The demand of Western delegations to change the composition of the governments of these two countries actually made it impossible to consider specific issues of the Romanian and Bulgarian peace treaties.

On September 22, the Soviet delegation returned the meeting participants to the question of the procedure for the Council’s work and suggested that they be strictly guided by the decisions of the Potsdam Conference. Bevin made an ultimatum statement that he did not want to take part in the discussion of this issue. The CFM work on the development of peace treaties was blocked.

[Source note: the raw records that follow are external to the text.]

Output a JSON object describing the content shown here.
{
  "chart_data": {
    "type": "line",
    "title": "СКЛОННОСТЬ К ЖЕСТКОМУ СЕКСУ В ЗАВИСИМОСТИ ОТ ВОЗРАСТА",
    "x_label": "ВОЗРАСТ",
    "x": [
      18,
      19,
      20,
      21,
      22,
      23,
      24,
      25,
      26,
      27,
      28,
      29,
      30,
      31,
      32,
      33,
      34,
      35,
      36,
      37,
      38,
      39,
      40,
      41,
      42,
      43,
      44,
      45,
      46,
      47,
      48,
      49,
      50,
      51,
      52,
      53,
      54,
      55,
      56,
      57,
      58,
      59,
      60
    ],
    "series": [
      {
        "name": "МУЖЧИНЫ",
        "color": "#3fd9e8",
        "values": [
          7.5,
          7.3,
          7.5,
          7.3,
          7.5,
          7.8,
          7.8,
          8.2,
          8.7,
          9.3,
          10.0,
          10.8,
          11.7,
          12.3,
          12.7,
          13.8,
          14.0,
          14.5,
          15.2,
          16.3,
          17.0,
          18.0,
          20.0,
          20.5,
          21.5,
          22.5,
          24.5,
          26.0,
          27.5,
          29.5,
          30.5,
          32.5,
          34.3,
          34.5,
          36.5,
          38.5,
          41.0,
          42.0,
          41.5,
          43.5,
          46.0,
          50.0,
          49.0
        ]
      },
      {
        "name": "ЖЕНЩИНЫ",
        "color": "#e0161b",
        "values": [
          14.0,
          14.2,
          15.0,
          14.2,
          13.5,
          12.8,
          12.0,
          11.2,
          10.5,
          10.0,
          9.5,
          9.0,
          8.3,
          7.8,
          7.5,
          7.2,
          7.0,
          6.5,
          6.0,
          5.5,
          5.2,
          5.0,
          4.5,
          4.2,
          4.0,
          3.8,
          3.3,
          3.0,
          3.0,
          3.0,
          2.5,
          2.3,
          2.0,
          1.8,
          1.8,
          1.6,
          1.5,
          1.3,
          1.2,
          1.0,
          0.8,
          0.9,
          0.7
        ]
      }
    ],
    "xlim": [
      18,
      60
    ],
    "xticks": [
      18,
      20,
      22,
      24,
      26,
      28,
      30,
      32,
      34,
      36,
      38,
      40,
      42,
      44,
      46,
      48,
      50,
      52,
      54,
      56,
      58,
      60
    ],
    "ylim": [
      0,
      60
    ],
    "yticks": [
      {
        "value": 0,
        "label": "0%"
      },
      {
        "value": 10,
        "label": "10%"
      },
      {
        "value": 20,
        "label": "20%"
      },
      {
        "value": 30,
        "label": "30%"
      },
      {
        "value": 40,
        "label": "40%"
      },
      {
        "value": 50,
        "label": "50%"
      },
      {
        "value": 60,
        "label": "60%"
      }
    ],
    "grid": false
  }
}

On September 29, Byrnes unexpectedly came up with a proposal to convene a conference to consider peace treaties with Germany’s former allies. Byrnes proposed to include all European UN members and most of its non-European members in the conference. It was proposed to take the reports of the Deputy Ministers on the results of the London session of the Council as a basis for the discussion, that is, it was proposed to bring up uncoordinated draft peace treaties for discussion. Their final text was to be worked out by those invited states that declared war on this country.

Such a proposal was in complete contradiction with the Potsdam decisions and actually liquidated the CFM as the main authority for the development of peace treaties; if accepted, the terms of the peace would depend on the conference, where Washington and London could count on an overwhelming majority of votes at the expense of their dependent countries. Without rejecting in principle the idea of ​​convening a conference, the Soviet delegation emphasized that this issue should be decided by those states that signed the terms of surrender.

To find a way out of the impasse, the Soviet side proposed on October 2 to sign the protocols of agreed decisions in the manner established by the Potsdam Conference, and to consider the uncoordinated issues at the next meeting, on October 3. However, by agreement of Byrnes with the head of the Kuomintang delegation, Wang Shiji, who presided that day, the latter said that the session would immediately end its work.

Byrnes, for his part, relying on the atomic “club” after President Truman, threateningly blamed the disruption of the session on the Soviet Union, which had allegedly shown “intractability.”

In a conversation with US Ambassador A. Harriman on October 24 and 25, 1945 I.V. Stalin proposed once again to try to convene a Ministerial Council meeting and work out draft peace treaties there, and only then to convene a conference of those countries that will be on the agreed list. The Allies were convinced of the advisability of such a decision. The result was the decision on a new session of the Ministerial Council in Moscow, which took place from December 16 to 26, 1945.

Here, at the insistence of the Soviet delegation, the procedure for drafting peace treaties established in Potsdam was confirmed. In addition, the participants in the session agreed that the discussion of the draft peace treaties prepared by the CFM will become the subject of a conference specially convened for this.

The question of the composition of the future conference again provoked an acute struggle. As a result, a compromise agreement was reached: the number of participants included 21 states – five great powers, as well as Austria, Belgium, Byelorussian SSR, Brazil, Greece, India, Canada, Netherlands, New Zealand, Norway, Poland, Ukrainian SSR, Czechoslovakia, Ethiopia, Yugoslavia, Union of South Africa. The session decided that the resolutions of the conference will be recommendations that the Ministerial Council will consider in accordance with the procedure established by the Potsdam conference, after which it will develop the final text of the peace treaties.

The last point was of the utmost importance. It meant that the Soviet delegation at the Moscow session was able to return the allies to the principles of the last conference of the Big Three. At the same time, a compromise was proposed that made it possible to overcome the resistance of Washington and London. By decision of the Moscow session of the Ministerial Council, the deputy foreign ministers were to resume work on drafting the texts of peace treaties, and the date for convening a peace conference was set on May 1, 1946. The preparation of peace treaties was completed at the third session of the Ministerial Council in New York in 1946.